If you suspect cross-contamination — for example, the work agent seems to “know about” something that only happened in a coding session — run openclaw routing status --verbose to confirm both sessions are showing the correct agent assignment, and check the session files to see what context each agent is actually using.
Can one message trigger agents on multiple channels?
Not by default — the routing model is one-message-to-one-agent. Each incoming message is matched to exactly one agent definition based on the originating channel and routing configuration.
However, you can build fan-out behavior using OpenClaw’s agent-to-agent messaging API. An agent can explicitly send a message to a different agent in its response by calling the internal @agent tool:
User (via Slack): "Summarize today's coding work and send a WhatsApp summary to remind me tonight."
work-agent response includes tool call:
@agent personal-agent "Evening reminder: today's coding work summary — [summary here]. Reply 'done' when you want to clear this."
The work agent sends a message to the personal-agent instance, which then delivers a WhatsApp notification. This is a deliberate, explicit fan-out rather than implicit — the message content and destination are visible in the routing logs. To enable agent-to-agent messaging, set "agentMessaging": true in your routing.json at the root level. Be aware that this introduces additional complexity and potential for recursive agent loops; review the OpenClaw documentation on agent-to-agent communication before enabling it in production.
Next Steps
You now have a fully operational multi-channel routing setup: Slack routes to a professional work agent, Telegram and Discord route to a specialized coding agent, and WhatsApp connects to a personal assistant — each with isolated workspaces and independently configured models.
Add scheduled automation.
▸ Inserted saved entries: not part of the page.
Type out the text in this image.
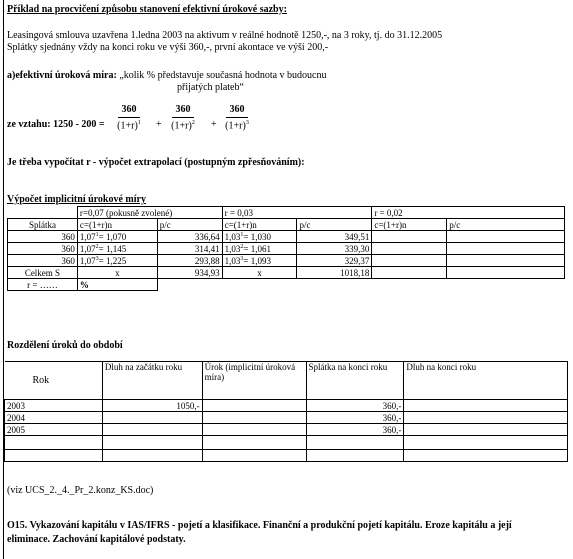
Příklad na procvičení způsobu stanovení efektivní úrokové sazby:
Leasingová smlouva uzavřena 1.ledna 2003 na aktivum v reálné hodnotě 1250,-, na 3 roky, tj. do 31.12.2005
Splátky sjednány vždy na konci roku ve výši 360,-, první akontace ve výši 200,-
a)efektivní úroková míra: „kolik % představuje současná hodnota v budoucnu
přijatých plateb“
ze vztahu: 1250 - 200 =
360
$(1+r)^1$	+
360
$(1+r)^2$	+
360
$(1+r)^3$
Je třeba vypočítat r - výpočet extrapolací (postupným zpřesňováním):
Výpočet implicitní úrokové míry
	r=0,07 (pokusně zvolené)		r = 0,03		r = 0,02	
Splátka	c=(1+r)n	p/c	c=(1+r)n	p/c	c=(1+r)n	p/c
360	$1,07^1= 1,070$	336,64	$1,03^1= 1,030$	349,51		
360	$1,07^2= 1,145$	314,41	$1,03^2= 1,061$	339,30		
360	$1,07^3= 1,225$	293,88	$1,03^3= 1,093$	329,37		
Celkem S	x	934,93	x	1018,18		
r = ……	%					
Rozdělení úroků do období
Rok	Dluh na začátku roku	Úrok (implicitní úroková míra)	Splátka na konci roku	Dluh na konci roku
2003	1050,-		360,-	
2004			360,-	
2005			360,-	

(viz UCS_2._4._Pr_2.konz_KS.doc)
O15. Vykazování kapitálu v IAS/IFRS - pojetí a klasifikace. Finanční a produkční pojetí kapitálu. Eroze kapitálu a její
eliminace. Zachování kapitálové podstaty.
The next step in the OpenClaw build series covers cron-based automation: having agents proactively push messages to channels on a schedule rather than waiting for user input. This unlocks workflows like daily coding standup summaries delivered to Slack every morning, or a weekly digest of completed tasks sent to WhatsApp every Sunday. If you have used building AI workflows with n8n for scheduled tasks before, you will find OpenClaw’s native cron integration simpler for agent-specific automation because it has direct access to agent workspaces and routing context without requiring webhook bridges.
Refine your system prompts. The system prompts in routing.json are the single biggest lever for improving agent quality. Spend time iterating on each agent’s prompt using real conversation logs as feedback. A well-crafted system prompt that includes specific behavioral constraints, preferred output formats, and domain knowledge dramatically outperforms a generic “helpful assistant” prompt.
Monitor routing logs. As traffic grows across channels, openclaw logs --tail 100 | grep router gives a clean view of routing decisions. Watch for unexpected routing (messages ending up at the default general agent when you expected a specific one) and token consumption patterns per agent to stay ahead of API cost surprises.
Explore additional channel adapters. Beyond the four channels covered in this tutorial, OpenClaw’s adapter ecosystem includes Signal (via the Signal CLI bridge), Microsoft Teams (OAuth app, similar to Slack), Matrix, LINE, iMessage (via the BlueBubbles server on macOS), and Feishu. Each follows the same pattern: register the channel with openclaw channel add <name>, then add a routing rule in routing.json. The underlying routing and workspace isolation mechanics are identical regardless of the channel.